Hinge Health Stock Rises After Analysts Back the May IPO’s Shares



Wall Street analysts are backing a May IPO that has seen its stock waver since it hit the market.

Shares of Hinge Health rose Monday after Wall Street analysts backed the stock, which remains above the price at which the company first sold shares to the public last month but has dropped below where it started trading on IPO day. 
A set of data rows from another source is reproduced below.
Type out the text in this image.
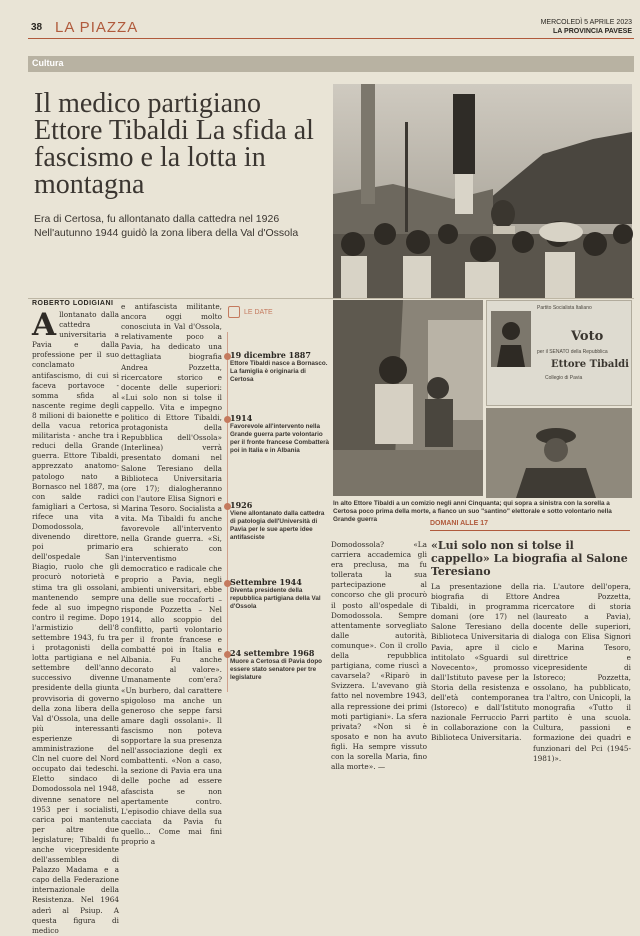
38 LA PIAZZA	MERCOLEDÌ 5 APRILE 2023
LA PROVINCIA PAVESE
Cultura
Il medico partigiano Ettore Tibaldi La sfida al fascismo e la lotta in montagna
Era di Certosa, fu allontanato dalla cattedra nel 1926 Nell'autunno 1944 guidò la zona libera della Val d'Ossola
ROBERTO LODIGIANI
Allontanato dalla cattedra universitaria a Pavia e dalla professione per il suo conclamato antifascismo, di cui si faceva portavoce - somma sfida al nascente regime degli 8 milioni di baionette e della vacua retorica militarista - anche tra i reduci della Grande guerra. Ettore Tibaldi, apprezzato anatomo-patologo nato a Bornasco nel 1887, ma con salde radici famigliari a Certosa, si rifece una vita a Domodossola, divenendo direttore, poi primario dell'ospedale San Biagio, ruolo che gli procurò notorietà e stima tra gli ossolani, mantenendo sempre fede al suo impegno contro il regime. Dopo l'armistizio dell'8 settembre 1943, fu tra i protagonisti della lotta partigiana e nel settembre dell'anno successivo divenne presidente della giunta provvisoria di governo della zona libera della Val d'Ossola, una delle più interessanti esperienze di amministrazione del Cln nel cuore del Nord occupato dai tedeschi. Eletto sindaco di Domodossola nel 1948, divenne senatore nel 1953 per i socialisti, carica poi mantenuta per altre due legislature; Tibaldi fu anche vicepresidente dell'assemblea di Palazzo Madama e a capo della Federazione internazionale della Resistenza. Nel 1964 aderì al Psiup. A questa figura di medico
e antifascista militante, ancora oggi molto conosciuta in Val d'Ossola, relativamente poco a Pavia, ha dedicato una dettagliata biografia Andrea Pozzetta, ricercatore storico e docente delle superiori: «Lui solo non si tolse il cappello. Vita e impegno politico di Ettore Tibaldi, protagonista della Repubblica dell'Ossola» (Interlinea) verrà presentato domani nel Salone Teresiano della Biblioteca Universitaria (ore 17); dialogheranno con l'autore Elisa Signori e Marina Tesoro. Socialista a vita. Ma Tibaldi fu anche favorevole all'intervento nella Grande guerra. «Si, era schierato con l'interventismo democratico e radicale che proprio a Pavia, negli ambienti universitari, ebbe una delle sue roccaforti – risponde Pozzetta – Nel 1914, allo scoppio del conflitto, partì volontario per il fronte francese e combatté poi in Italia e Albania. Fu anche decorato al valore». Umanamente com'era? «Un burbero, dal carattere spigoloso ma anche un generoso che seppe farsi amare dagli ossolani». Il fascismo non poteva sopportare la sua presenza nell'associazione degli ex combattenti. «Non a caso, la sezione di Pavia era una delle poche ad essere afascista se non apertamente contro. L'episodio chiave della sua cacciata da Pavia fu quello... Come mai fini proprio a
LE DATE
19 dicembre 1887
Ettore Tibaldi nasce a Bornasco. La famiglia è originaria di Certosa
1914
Favorevole all'intervento nella Grande guerra parte volontario per il fronte francese Combatterà poi in Italia e in Albania
1926
Viene allontanato dalla cattedra di patologia dell'Università di Pavia per le sue aperte idee antifasciste
Settembre 1944
Diventa presidente della repubblica partigiana della Val d'Ossola
24 settembre 1968
Muore a Certosa di Pavia dopo essere stato senatore per tre legislature
Partito Socialista Italiano
Voto
per il SENATO della Repubblica
Ettore Tibaldi
Collegio di Pavia
In alto Ettore Tibaldi a un comizio negli anni Cinquanta; qui sopra a sinistra con la sorella a Certosa poco prima della morte, a fianco un suo "santino" elettorale e sotto volontario nella Grande guerra
Domodossola? «La carriera accademica gli era preclusa, ma fu tollerata la sua partecipazione al concorso che gli procurò il posto all'ospedale di Domodossola. Sempre attentamente sorvegliato dalle autorità, comunque». Con il crollo della repubblica partigiana, come riuscì a cavarsela? «Riparò in Svizzera. L'avevano già fatto nel novembre 1943, alla repressione dei primi moti partigiani». La sfera privata? «Non si è sposato e non ha avuto figli. Ha sempre vissuto con la sorella Maria, fino alla morte». —
DOMANI ALLE 17
«Lui solo non si tolse il cappello» La biografia al Salone Teresiano
La presentazione della biografia di Ettore Tibaldi, in programma domani (ore 17) nel Salone Teresiano della Biblioteca Universitaria di Pavia, apre il ciclo intitolato «Sguardi sul Novecento», promosso dall'Istituto pavese per la Storia della resistenza e dell'età contemporanea (Istoreco) e dall'Istituto nazionale Ferruccio Parri in collaborazione con la Biblioteca Universitaria.
ria. L'autore dell'opera, Andrea Pozzetta, ricercatore di storia (laureato a Pavia), docente delle superiori, dialoga con Elisa Signori e Marina Tesoro, direttrice e vicepresidente di Istoreco; Pozzetta, ossolano, ha pubblicato, tra l'altro, con Unicopli, la monografia «Tutto il partito è una scuola. Cultura, passioni e formazione dei quadri e funzionari del Pci (1945-1981)».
Hinge (HNGE), a digital physical therapy provider not to be confused with the digital dating service, was recently up 3% to about $36. That compares well with the company’s $32-per-share IPO price—but less favorably with the $39.25 at which it opened its first session. (Read Investopedia’s full coverage of today’s trading here.)

Morgan Stanley started coverage with an “overweight” rating and a $46 target, while Bank of America now has a “buy” rating and a $42 target. (The shares’ current intraday high, just under $44, was set just a few days after the IPO; their intraday low, below $34, came last week.) 

Bank of America says the company’s addressable market is worth more than $18 billion. 

Digital-health companies with “technology-driven platforms, experienced leadership teams, underpenetrated [total addressable markets] and low customer concentration stand the best chance of success to transition from the private to public markets,” Morgan Stanley wrote. “Hinge Health checks the right boxes.”